Saturday, October 19th 2019
Last week we were able to put the moth traps out on two nights and both gave successful catches, although some different moths each night. One moth was one of those that we all said 'We know that one!' then there was silence as we all tried to think of its name. Finally we remembered, with the help of the ID book, it was a Sprawler. Although common in the south of the country it is more local in North Yorkshire.
Moths do tend to 'stick' to their correct flight season and this is a great help when identifying them. When we catch one that does not then it is photographed and sent to the VC65 moth recorder, just in case we have the ID incorrect. A Green Carpet moth was caught on both nights and one was also seen on the Field Centre building.

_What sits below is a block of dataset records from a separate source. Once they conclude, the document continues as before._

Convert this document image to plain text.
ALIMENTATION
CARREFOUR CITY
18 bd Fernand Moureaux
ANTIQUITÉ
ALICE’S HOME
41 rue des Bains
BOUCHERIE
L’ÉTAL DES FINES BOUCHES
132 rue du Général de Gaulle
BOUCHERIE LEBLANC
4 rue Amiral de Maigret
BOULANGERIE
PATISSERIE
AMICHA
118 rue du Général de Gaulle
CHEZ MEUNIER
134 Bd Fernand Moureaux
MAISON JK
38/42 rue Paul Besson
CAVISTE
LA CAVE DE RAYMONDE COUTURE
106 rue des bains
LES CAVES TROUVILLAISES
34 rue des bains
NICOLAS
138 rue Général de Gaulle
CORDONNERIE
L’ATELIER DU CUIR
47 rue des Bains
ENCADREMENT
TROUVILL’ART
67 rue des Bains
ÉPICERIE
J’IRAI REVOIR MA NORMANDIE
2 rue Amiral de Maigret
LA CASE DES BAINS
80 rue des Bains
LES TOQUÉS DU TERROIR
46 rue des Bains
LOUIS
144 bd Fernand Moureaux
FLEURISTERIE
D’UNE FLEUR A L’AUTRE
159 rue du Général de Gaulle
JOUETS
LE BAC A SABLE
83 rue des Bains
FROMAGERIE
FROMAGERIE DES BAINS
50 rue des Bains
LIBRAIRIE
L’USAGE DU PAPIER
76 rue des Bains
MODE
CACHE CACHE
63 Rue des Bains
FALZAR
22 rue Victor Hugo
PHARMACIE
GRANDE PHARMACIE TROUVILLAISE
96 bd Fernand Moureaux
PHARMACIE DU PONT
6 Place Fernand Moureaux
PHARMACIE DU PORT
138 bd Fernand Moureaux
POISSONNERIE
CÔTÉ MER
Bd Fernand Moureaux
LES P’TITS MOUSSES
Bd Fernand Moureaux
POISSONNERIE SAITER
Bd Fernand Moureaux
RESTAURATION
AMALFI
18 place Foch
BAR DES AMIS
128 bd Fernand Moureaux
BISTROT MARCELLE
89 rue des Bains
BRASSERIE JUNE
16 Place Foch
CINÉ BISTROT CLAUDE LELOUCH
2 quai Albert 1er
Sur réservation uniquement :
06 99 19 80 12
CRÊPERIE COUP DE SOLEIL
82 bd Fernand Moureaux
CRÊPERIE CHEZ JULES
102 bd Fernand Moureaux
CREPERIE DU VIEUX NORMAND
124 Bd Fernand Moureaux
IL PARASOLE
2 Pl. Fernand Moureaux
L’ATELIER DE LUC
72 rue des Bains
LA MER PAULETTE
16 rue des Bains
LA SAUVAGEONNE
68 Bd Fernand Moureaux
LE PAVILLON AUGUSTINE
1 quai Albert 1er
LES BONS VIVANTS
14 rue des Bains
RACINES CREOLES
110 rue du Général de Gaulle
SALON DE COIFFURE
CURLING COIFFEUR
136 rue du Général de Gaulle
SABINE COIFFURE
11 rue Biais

We could all ID this moth no problem, but out of curiosity we checked its flight season, which was May to mid July and then a second generation from August to early September. Concerned that the ID was incorrect the moth was photographed in the container. Of course trying to take one when it was released from the container was not possible as off it flew! The reply from the moth recorder was that this moth has been flying later in recent years, possibly due to changes in climate.
We take great care with the moths when we release them for photographing, trying to find a suitable place for them. It had rained heavily and the leaves were covered with water and some moths did not like getting their feet wet so flew off immediately. A fairly dry small twig was found to put a dark form of a Green-brindled Crescent onto and immediately it unfurled its proboscis and began drinking.
The Field Centre building often has a variety of moths on it and we found our first Mottled Umber of the season on the door on Friday.